As a physician who has researched and written extensively about MDMA, I took a keen interest in the Ecstasy fact card controversy developing in Los Angeles. The Los Angeles Department of Public Health is taking quite a bit of heat right now for the card it created to be distributed at large-scale rave dance parties in the city, as reported in a Feb. 8 L.A. Now blog post. The fact card explains the physical effects of Ecstasy, the risks involved in its use and how to reduce these risks, including by choosing not to take the substance at all.

These cards were developed and approved by a panel of experts, including physicians, public health experts and harm reductionists. But of course no sensible idea goes unpunished when it comes to helping people stay safe and avoid drug-related injuries; local politicians are manufacturing unnecessary drug hysteria and calling for the cards to either be altered or banned entirely. Presumably those people believe that if we simply don't tell people how to be safe if they decide to use Ecstasy, young people will either just not take it or they will somehow intuit how to avoid hurting themselves if they do. The fact card certainly doesn't glamorize or encourage illegal drug use, so it's hard to understand why some oppose it so strongly.

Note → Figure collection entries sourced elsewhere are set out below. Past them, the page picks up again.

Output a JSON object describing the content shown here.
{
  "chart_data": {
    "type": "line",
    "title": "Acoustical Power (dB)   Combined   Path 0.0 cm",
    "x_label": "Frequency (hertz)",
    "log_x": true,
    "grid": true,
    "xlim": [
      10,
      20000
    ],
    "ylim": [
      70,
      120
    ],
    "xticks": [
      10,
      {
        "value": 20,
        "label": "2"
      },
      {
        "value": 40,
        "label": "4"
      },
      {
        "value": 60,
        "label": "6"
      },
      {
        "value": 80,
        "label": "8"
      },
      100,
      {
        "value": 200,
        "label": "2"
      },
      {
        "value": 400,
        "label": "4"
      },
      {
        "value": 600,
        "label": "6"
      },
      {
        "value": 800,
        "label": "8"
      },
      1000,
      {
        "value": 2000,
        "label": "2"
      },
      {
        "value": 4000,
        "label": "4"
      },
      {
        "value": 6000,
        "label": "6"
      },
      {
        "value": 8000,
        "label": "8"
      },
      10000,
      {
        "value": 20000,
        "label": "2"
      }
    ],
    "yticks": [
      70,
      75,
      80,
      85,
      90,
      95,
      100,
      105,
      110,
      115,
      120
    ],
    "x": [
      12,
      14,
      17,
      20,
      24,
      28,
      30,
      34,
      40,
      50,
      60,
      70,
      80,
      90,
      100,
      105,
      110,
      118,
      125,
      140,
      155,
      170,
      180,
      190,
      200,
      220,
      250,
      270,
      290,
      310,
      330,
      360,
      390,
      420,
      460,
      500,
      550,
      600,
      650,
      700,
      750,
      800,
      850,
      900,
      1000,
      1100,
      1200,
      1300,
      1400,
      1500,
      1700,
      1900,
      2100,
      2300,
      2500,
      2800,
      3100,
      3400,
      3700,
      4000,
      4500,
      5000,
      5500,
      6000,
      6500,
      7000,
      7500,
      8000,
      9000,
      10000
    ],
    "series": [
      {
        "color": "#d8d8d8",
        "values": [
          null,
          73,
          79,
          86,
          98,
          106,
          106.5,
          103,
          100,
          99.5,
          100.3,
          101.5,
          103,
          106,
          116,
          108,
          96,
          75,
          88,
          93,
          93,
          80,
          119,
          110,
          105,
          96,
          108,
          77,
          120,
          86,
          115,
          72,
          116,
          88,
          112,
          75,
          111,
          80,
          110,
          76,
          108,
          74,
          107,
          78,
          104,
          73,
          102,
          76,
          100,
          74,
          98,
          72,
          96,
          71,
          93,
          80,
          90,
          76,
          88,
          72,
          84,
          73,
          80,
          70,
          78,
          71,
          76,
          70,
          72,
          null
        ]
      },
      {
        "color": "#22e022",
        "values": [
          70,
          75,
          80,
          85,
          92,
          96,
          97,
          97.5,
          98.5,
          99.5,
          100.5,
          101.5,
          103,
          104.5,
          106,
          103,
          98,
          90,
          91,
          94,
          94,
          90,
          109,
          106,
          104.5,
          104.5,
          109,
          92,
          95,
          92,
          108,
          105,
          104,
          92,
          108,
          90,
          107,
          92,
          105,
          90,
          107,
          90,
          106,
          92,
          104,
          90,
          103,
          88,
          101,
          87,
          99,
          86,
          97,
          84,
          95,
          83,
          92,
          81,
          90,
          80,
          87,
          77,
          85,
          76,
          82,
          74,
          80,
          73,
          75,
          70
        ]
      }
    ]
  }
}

Like any responsible physician, I am highly aware of the dangers and risks of alcohol and drug abuse and addiction. I share concerns about young people using Ecstasy at these raves. I empathize with the desire to protect as many young people as possible from all dangerous substances. But the fact is that Ecstasy is not the "killer drug" politicians would like us to believe.

Most adverse events associated with the consumption of Ecstasy can be avoided or mitigated by taking common-sense steps, many of which are detailed on the fact card. Warnings about the dangers of Ecstasy appear often, including, "Most medical emergencies or deaths are from heart problems or complications from hyperthermia (increased body temperature) and hyponatremia (electrolyte imbalance from drinking too much water too fast)."

Hyponatremia is a real concern. Encouraging people who consume Ecstasy to stay hydrated is vital, but it's equally important to emphasize the risks of drinking too much water too quickly. The Department of Public Health did the right thing by including this risk factor on the card.

It's puzzling why such an innocuous information delivery system has generated controversy. It's one thing to disapprove of young people using alcohol and other drugs; it's another thing entirely to prevent them from accessing information that could literally save their lives. The ultimate responsibility for any child's safety always rests with the parent, but we should be applauding the L.A. County Department of Public Health for taking this important first step to help keep young people safe.

Young people need more of the facts about the risks of drug use, not fewer. A consistent parental and public health response to the realities of drug use by young people is essential to their safety.

Julie Holland is a board-certified psychiatrist. She edited the book, "Ecstasy: The Complete Guide."